Agrotechnology

Short Note on Climate-Smart agriculture

Krebs Manfred^* Department of Agricultural Engineering, Aarhus University, Aarhus, Denmark
^*Correspondence: Krebs Manfred, Department of Agricultural Engineering, Aarhus University, Aarhus, Denmark, Email:

Received: 07-Feb-2022, Manuscript No. AGT-22-15710; Editor assigned: 10-Feb-2022, Pre QC No. AGT-22-15710 (PQ); Reviewed: 23-Feb-2022, QC No. AGT-22-15710; Revised: 02-Mar-2022, Manuscript No. AGT-22-15710 (R); Published: 09-Mar-2022, DOI: 10.35248/2168-9881.22.11.244

Description

Climate-smart agriculture (CSA) may be defined as an approach for transforming and reorienting agricultural development under the new realities of climate change. The most commonly used definition is provided by the Food and Agricultural Organisation of the United Nations (FAO), which defines CSA as “agriculture that sustainably increases productivity, enhances resilience (adaptation), reduces/removes GHGs (mitigation) where possible, and enhances achievement of national food security and development goals”. In this definition, the principal goal of CSA is identified as food security and development while productivity, adaptation, and mitigation are identified as the three interlinked pillars necessary for achieving this goal.

A growing global population and changing diets are driving up the demand for food. Production is struggling to keep up as crop yields level off in many parts of the world, ocean health declines, and natural resources including soils, water, and biodiversity are stretched dangerously thin. A 2020 report found that nearly 690 million people or 8.9 percent of the global population are hungry, up by nearly 60 million in five years. The food security challenge will only become more difficult, as the world will need to produce about 70 percent more food by 2050 to feed an estimated 9 billion people.

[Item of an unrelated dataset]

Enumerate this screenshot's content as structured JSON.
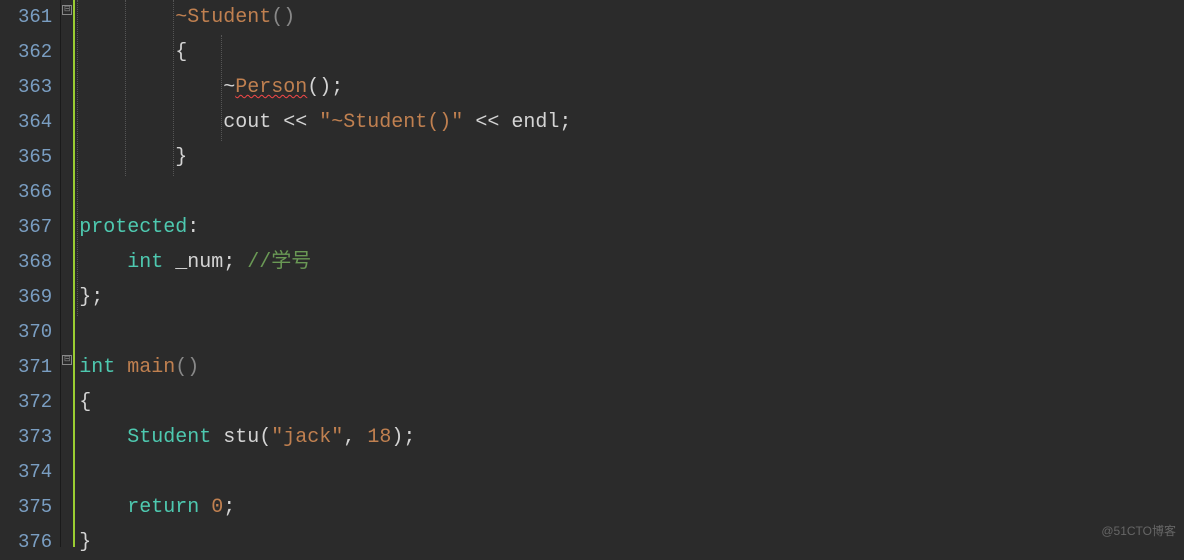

The problem also works in reverse. Agriculture is a major part of the climate problem. It currently generates 19–29% of total greenhouse gas (GHG) emissions. Without action, that percentage could rise substantially as other sectors reduce their emissions. Additionally, 1/3 of food produced globally is either lost or wasted.

Climate-smart agriculture (CSA) is an integrated approach to managing landscapes—cropland, livestock, forests and fisheries that address the interlinked challenges of food security and accelerating climate change. CSA aims to simultaneously achieve three outcomes.

Increased productivity: Produce more and better food to improve nutrition security and boost incomes, especially of 75 percent of the world’s poor who live in rural areas and mainly rely on agriculture for their livelihoods.

Enhanced resilience: Reduce vulnerability to drought, pests, diseases and other climate-related risks and shocks; and improve capacity to adapt and grow in the face of longer-term stresses like shortened seasons and erratic weather patterns.

Reduced emissions: Pursue lower emissions for each calorie or kilo of food produced, avoid deforestation from agriculture and identify ways to absorb carbon out of the atmosphere.

Climate-smart agriculture (CSA) is an integrative approach to address these interlinked challenges of food security and climate change that explicitly aims for three objectives:

Sustainably increasing agricultural productivity, to support equitable increases in farm incomes, food security and development; adapting and building resilience of agricultural and food security systems to climate change at multiple levels; and reducing greenhouse gas emissions from agriculture (including crops, livestock and fisheries).

What is new about CSA is an explicit consideration of climatic risks that are happening more rapidly and with greater intensity than in the past. New climate risks require changes in agricultural technologies and approaches to improve the lives of those still locked in food insecurity and poverty and to prevent the loss of gains already achieved. CSA approaches entail greater investment in

• Managing climat e risks,

• Understanding and planning for adaptive transitions that may be needed, for example into new farming systems or livelihoods,

• Exploiting opportunities for reducing or removing greenhouse gas emissions where feasible.

CSA maintains ecosystems services: Ecosystems provide farmers with essential services, including clean air, water, food and materials. It is imperative that CSA interventions do not contribute to their degradation. Thus, CSA adopts a landscape approach that builds upon the principles of sustainable agriculture but goes beyond the narrow sectoral approaches that result in uncoordinated and competing land uses, to integrated planning and management.

To achieve food security goals and enhance resilience, CSA approaches must involve the poorest and most vulnerable groups. These groups often live on marginal lands which are most vulnerable to climate events like drought and floods. They are, thus, most likely to be affected by climate change. Gender is another central aspect of CSA. Women typically have less access and legal right to the land which they farm, or to other productive and economic resources which could help build their adaptive capacity to cope with events like droughts and floods. 6 CSA strives to involve all local, regional and national stakeholders in decision-making. Only by doing so, is it possible to identify the most appropriate interventions and form the partnerships and alliances needed to enable sustainable development.